LEGAL LAYER — be specific: state Nurse Practice Act and the SCOPE OF PRACTICE it defines; prescriptive authority (full, reduced, or restricted practice authority — VARIES BY STATE, and naming your state’s actual status is what the rubric wants); collaborative practice agreements; DEA registration and controlled-substance schedules I–V; PRESCRIPTION DRUG MONITORING PROGRAMS (mandatory query in most states); the Controlled Substances Act; HIPAA; and malpractice elements — DUTY, BREACH, CAUSATION, DAMAGES (all four required; a breach without causation is not malpractice, and students routinely omit causation).
OFF-LABEL PRESCRIBING: legal and common; not FDA-approved for that indication but not prohibited. The obligations are (1) an evidence basis, (2) DISCLOSURE to the patient that use is off-label, and (3) documentation of the rationale.

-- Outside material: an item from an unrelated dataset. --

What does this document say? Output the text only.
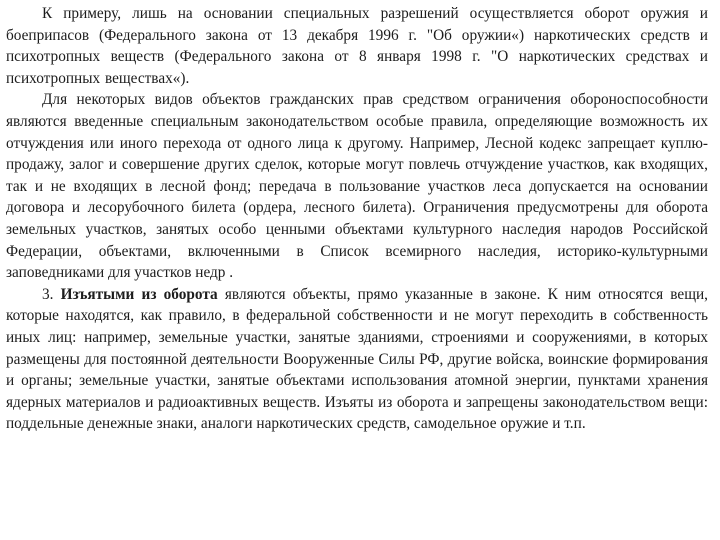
К примеру, лишь на основании специальных разрешений осуществляется оборот оружия и боеприпасов (Федерального закона от 13 декабря 1996 г. "Об оружии«) наркотических средств и психотропных веществ (Федерального закона от 8 января 1998 г. "О наркотических средствах и психотропных веществах«).

Для некоторых видов объектов гражданских прав средством ограничения обороноспособности являются введенные специальным законодательством особые правила, определяющие возможность их отчуждения или иного перехода от одного лица к другому. Например, Лесной кодекс запрещает куплю-продажу, залог и совершение других сделок, которые могут повлечь отчуждение участков, как входящих, так и не входящих в лесной фонд; передача в пользование участков леса допускается на основании договора и лесорубочного билета (ордера, лесного билета). Ограничения предусмотрены для оборота земельных участков, занятых особо ценными объектами культурного наследия народов Российской Федерации, объектами, включенными в Список всемирного наследия, историко-культурными заповедниками для участков недр .

3. Изъятыми из оборота являются объекты, прямо указанные в законе. К ним относятся вещи, которые находятся, как правило, в федеральной собственности и не могут переходить в собственность иных лиц: например, земельные участки, занятые зданиями, строениями и сооружениями, в которых размещены для постоянной деятельности Вооруженные Силы РФ, другие войска, воинские формирования и органы; земельные участки, занятые объектами использования атомной энергии, пунктами хранения ядерных материалов и радиоактивных веществ. Изъяты из оборота и запрещены законодательством вещи: поддельные денежные знаки, аналоги наркотических средств, самодельное оружие и т.п.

STRATEGIES TO PREVENT ERRORS — go beyond “be careful”: avoid dangerous abbreviations (the ISMP “do not use” list — U for units, QD, trailing zeros); use TALL-MAN LETTERING for look-alike/sound-alike drugs; independent double-checks for high-alert medications; CPOE with clinical decision support; MEDICATION RECONCILIATION at every transition of care (the single highest-yield intervention); teach-back with the patient; and awareness of ALERT FATIGUE, which undermines the very decision support meant to protect you.